[Date Prev][Date Next][Thread Prev][Thread Next][Date Index][Thread Index]
Conjugations and PoS tags for だ, くれる
I would like to re-raise an issue that was previously discussed
here around 2010-10-17, Subject: "A 'cop' PoS tag?"
https://groups.yahoo.com/neo/groups/edict-jmdict/conversations/topics/4315
I have been discussing the issue with Jim Breen in email and he
suggested raising the issue here...
tl;dr... I would like to request that だ and くれる get unique
PoS tags that convey the fact they conjugate differently than
other words that share their current PoS's.
Back in 2010 I asked about a 'cop' PoS tag for だ because of
its usefulness in conjugating words from JMdict. It has become
of more than theoretical interest to me lately because, as you
may have seen, the JMdictDB submission system entry pages now
have a "Conjugations" link. (This is my own implementation; it
was developed independently of Jim's conjugator code although I
made considerable use of the conjugations WWWjdic provides in
building the data tables for my version).
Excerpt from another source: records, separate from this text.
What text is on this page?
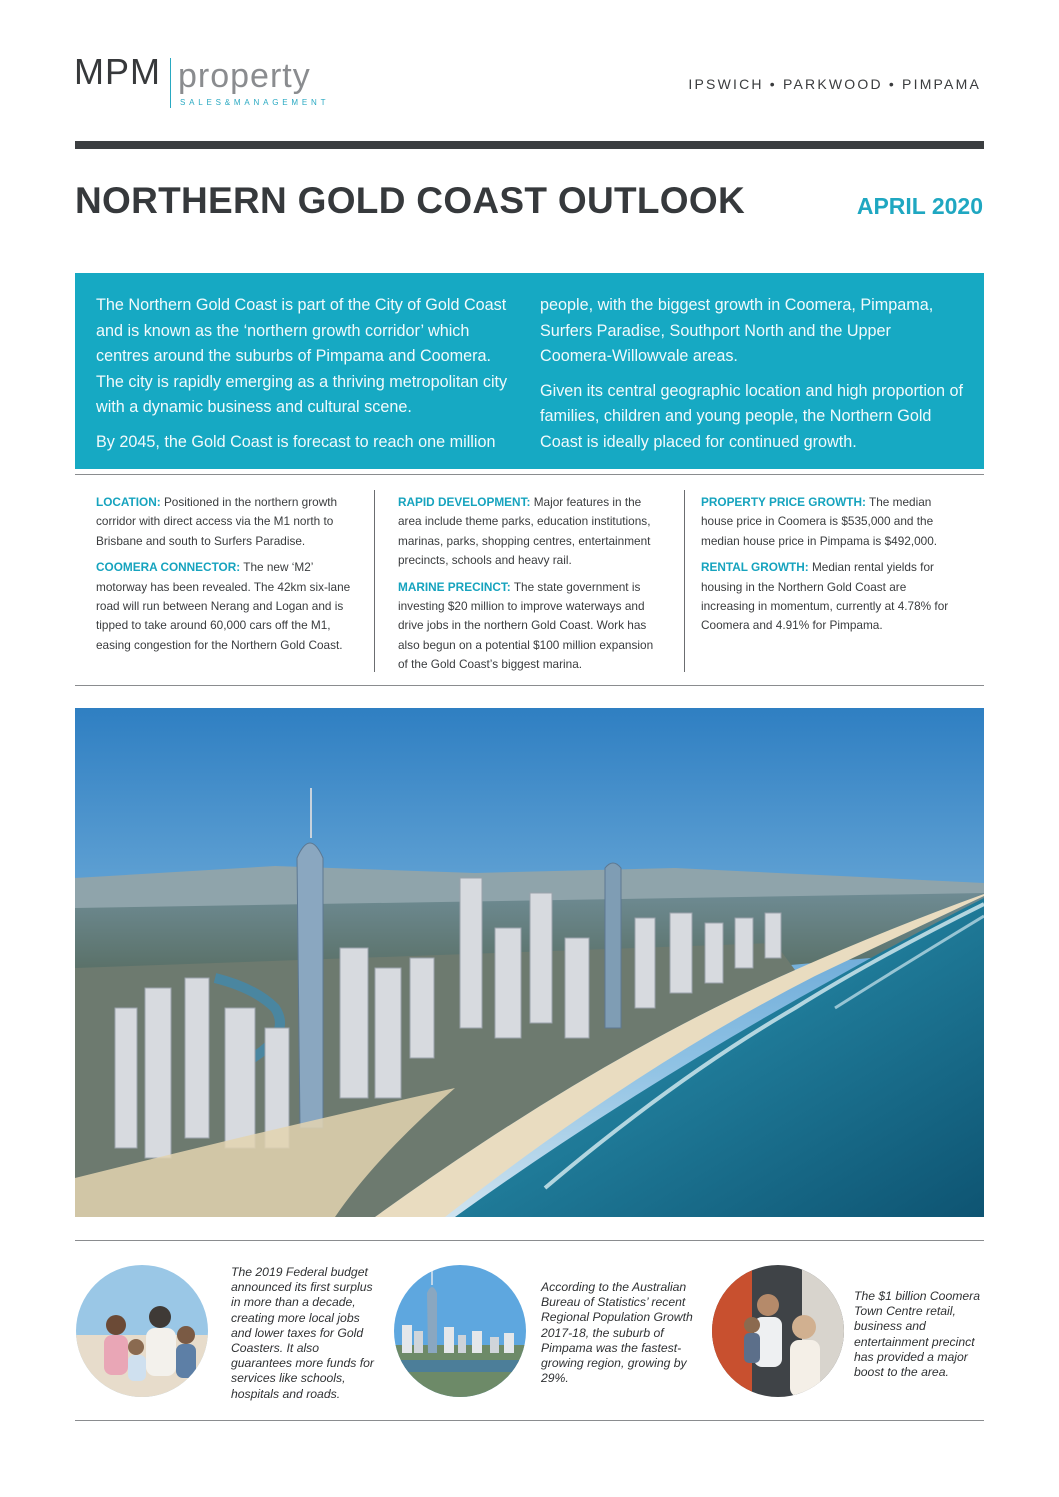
MPM property
SALES&MANAGEMENT
IPSWICH • PARKWOOD • PIMPAMA
NORTHERN GOLD COAST OUTLOOK	APRIL 2020

The Northern Gold Coast is part of the City of Gold Coast and is known as the ‘northern growth corridor’ which centres around the suburbs of Pimpama and Coomera. The city is rapidly emerging as a thriving metropolitan city with a dynamic business and cultural scene.

By 2045, the Gold Coast is forecast to reach one million

people, with the biggest growth in Coomera, Pimpama, Surfers Paradise, Southport North and the Upper Coomera-Willowvale areas.

Given its central geographic location and high proportion of families, children and young people, the Northern Gold Coast is ideally placed for continued growth.

LOCATION: Positioned in the northern growth corridor with direct access via the M1 north to Brisbane and south to Surfers Paradise.

COOMERA CONNECTOR: The new ‘M2’ motorway has been revealed. The 42km six-lane road will run between Nerang and Logan and is tipped to take around 60,000 cars off the M1, easing congestion for the Northern Gold Coast.

RAPID DEVELOPMENT: Major features in the area include theme parks, education institutions, marinas, parks, shopping centres, entertainment precincts, schools and heavy rail.

MARINE PRECINCT: The state government is investing $20 million to improve waterways and drive jobs in the northern Gold Coast. Work has also begun on a potential $100 million expansion of the Gold Coast’s biggest marina.

PROPERTY PRICE GROWTH: The median house price in Coomera is $535,000 and the median house price in Pimpama is $492,000.

RENTAL GROWTH: Median rental yields for housing in the Northern Gold Coast are increasing in momentum, currently at 4.78% for Coomera and 4.91% for Pimpama.

The 2019 Federal budget announced its first surplus in more than a decade, creating more local jobs and lower taxes for Gold Coasters. It also guarantees more funds for services like schools, hospitals and roads.
According to the Australian Bureau of Statistics’ recent Regional Population Growth 2017-18, the suburb of Pimpama was the fastest-growing region, growing by 29%.
The $1 billion Coomera Town Centre retail, business and entertainment precinct has provided a major boost to the area.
It seems to work well [*1] and provides conjugations for a
number of PoS classes that WWWjdic doesn't. However there
are problems with the following classes of words:
良い・いい -- Jim has agreed to a special PoS for these
and it and its conjugations are already in my local
code base so this problem will go away soon.
くれる -- I would (as in 2010) like the 'v1i-k' PoS tag that
this word formerly had restored so that its irregular
imperative form can be automatically generated.
だ -- Right now this has an 'aux' tag which is not conjugatable
at all. In much the same way as WWWjdic conjugates 'vs' words
by conjugating an affixed する, I "conjugate" 'n' and 'adj-na'
words by conjugating an affixed だ. I'd prefer to instead
just conjugate the word だ directly. If だ had a PoS that
identified it as being in a unique conjugation class, doing
that would be much easier.
Below are some points from the previous discussion and my recent
discussion with Jim in a Q&A format...
Why don't I just special-case だ and くれる?
Because the conjugator is table-driven: all the information
needed to conjugate a word is obtained (primarily) from a
table that is indexed by PoS and conjugation type. The assumption
is that the PoS in effect defines the rules for conjugating
words of that class. This table-driven approach allowed
me to implement the conjugations feature completely in SQL
which has advantages for the JMdictDB project.
There also seems to be a dearth of open-source code for doing
Japanese conjugations. The conjugations tables in JMdictDB are
open-source and need not be implemented in a database; they
can easily be read by or embedded in code in any programming
language to do conjugations. The actual code needed to generate
a conjugated form from the info extracted from the tables is
trivial [*2]. They are thus of wider benefit than to just the
JMdictDB project. However, if every code that wanted to use
them had to also write code to special case some words, their
value would be substantially reduced.
Aren't there a lot of words with unique conjugation rules
which will lead to a lot of unique PoS tags?
I don't know. In the 2010 discussion that was a point raised
but most of the words mentioned I think were archaic. AFAIK
the only common modern words in JMdict that violate the PoS-
defines-conjugation-rules assumption are the three mentioned
above.
It would be nice to provide conjugations for archaic words as
well and there may be ways to do so (maybe by structuring the
PoS tags into a two-level hierarchy?) but I think being able to
uniformly handle just modern words has enough value to justify
being addressed independently.
Shouldn't 'cop' (copula) also apply to other entries like である?
Perhaps. The word "copula" has meaning that extends beyond
the syntactical. Perhaps some abbreviation other than 'cop'
would be better for what I am requesting. 'da'? 'cop-da'?
'da-predicate'? I care less about the actual abbreviation used
than that there is one that says that this word だ conjugates
in this particular way.
Comments?
----
[*1]
Corrections will of course be gratefully received.
[*2]
I wrote a simple command line demo program that conjugates
words and runs completely independently of the JMdictDB database.
The conjugation is done in the 4-line function construct() which
uses only info extracted from the conjugation tables (read
from .csv files) to do its work. See
http://www.edrdg.org/~smg/cgi-bin/hgweb-jmdictdb.cgi/file/eb393788c541/python/conj.py#l237
Although the rest of the code is a little lengthy that is most
because of copious comments, argument parsing, output formatting
and rearranging the tables for more efficient lookups.